La terza Corte d’assise di Catania, presieduta da Sebastiano Migmeni, ha condannato all’ergastolo Rosario Palermo, 63 anni, per l’omicidio e l’occultamento del cadavere di Agata Scuto, la 22enne figlia della sua allora compagna, scomparsa il 4 giugno del 2012 da Acireale.
La ricostruzione dell’accusa
Secondo l’accusa il delitto sarebbe stato commesso per evitare che si scoprisse che la giovane, con la quale avrebbe avuto una relazione segreta, era rimasta incinta.
La Corte ha disposto anche l’isolamento diurno per un anno e il risarcimento alle parti civili da quantificare in separata sede. La sentenza accoglie integralmente le richieste del Pm Francesco Puleio.
La ricostruzione dell’accusa
La Corte d’assise ha assolto invece l’ex convivente dell’uomo che era accusata di favoreggiamento personale nei confronti dell’imputato. Secondo l’accusa, Napoli, arrestato due anni, il 17 gennaio del 2022, avrebbe ucciso Agata Scuto strangolandola e poi appiccando il fuoco al cadavere, in un casolare delle campagne di Pachino, nel Siracusano. Il corpo della giovane donna, malgrado le ricerche dei carabinieri che indagano sul caso, non è stato mai trovato.
La segnalazione
L’input alle indagini sul ‘cold case’ è arrivato, nel 2020, da una segnalazione anonima alla trasmissione ‘Chi l’ha visto?’ su Raitre sulla presenza del corpo della giovane nascosto nella cantina della casa della madre. Una tesi risultata falsa, dopo accertamenti avviati subito dai militari dell’Arma che hanno ispezionato locali e scavato nei terreni esterni. Le attenzioni degli investigatori si sono concentrate su Rosario Palermo spiegò la Procura di Catania, “in ragione del rapporto particolare che egli aveva instaurato nell’ultimo periodo con la ragazza, la quale non usciva mai di casa da sola, ne’ intratteneva rapporti con altre persone”, per “le falsità delle notizie fornite agli inquirenti” sui “suoi spostamenti il giorno della scomparsa di Agata”.
L’uomo, sostiene l’accusa, “non si era recato né a raccogliere lumache nella piana di Catania né a raccogliere origano sull’Etna, come dallo stesso sostenuto negli interrogatori”. Ma non solo, avrebbe cercato di farsi fornire un falso alibi da un testimone, che lo ha contraddetto sulla tempistica, collocando la gita sull’Etna nel 2014 e non nel 2012. Avrebbe anche nascosto una sbarra di ferro per spiegare la ferita che aveva alla gamba il giorno della scomparsa di Agata Scuto.

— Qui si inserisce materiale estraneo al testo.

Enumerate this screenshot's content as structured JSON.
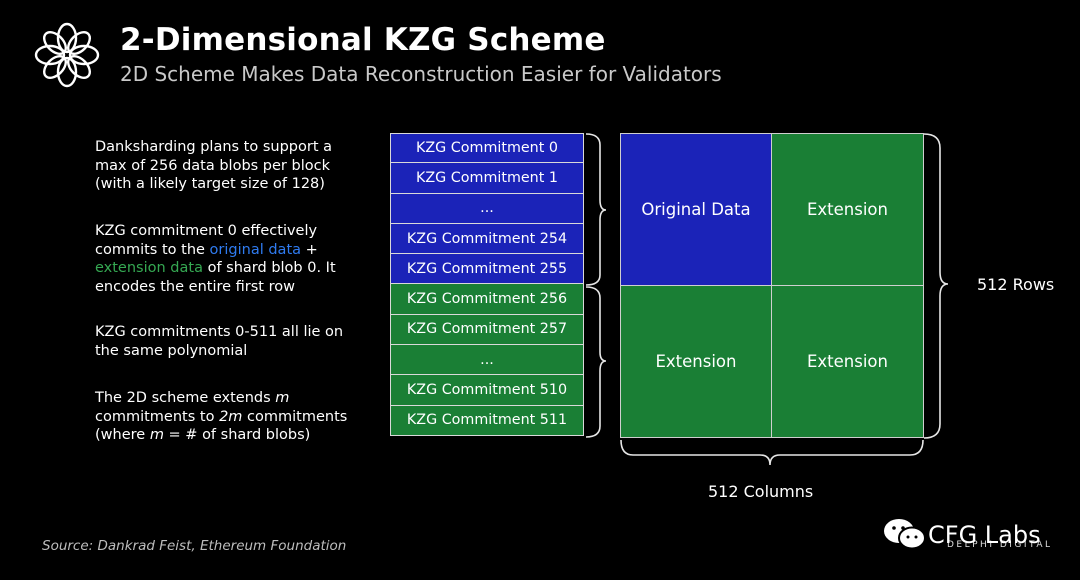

L’indagato è stato anche accusato anche di avere “cercato di inquinare le prove” dicendo di avere visto la giovane il pomeriggio della scomparsa e alcuni giorni dopo ad Acireale assieme a una persona e che aveva detto di “volere essere lasciata in pace”. Per questo la famiglia aveva poi ritirato la denuncia. Anche perché la madre, lo stesso giorno, ha ricevuto la telefonata della figlia che le ha detto di “non cercarla”.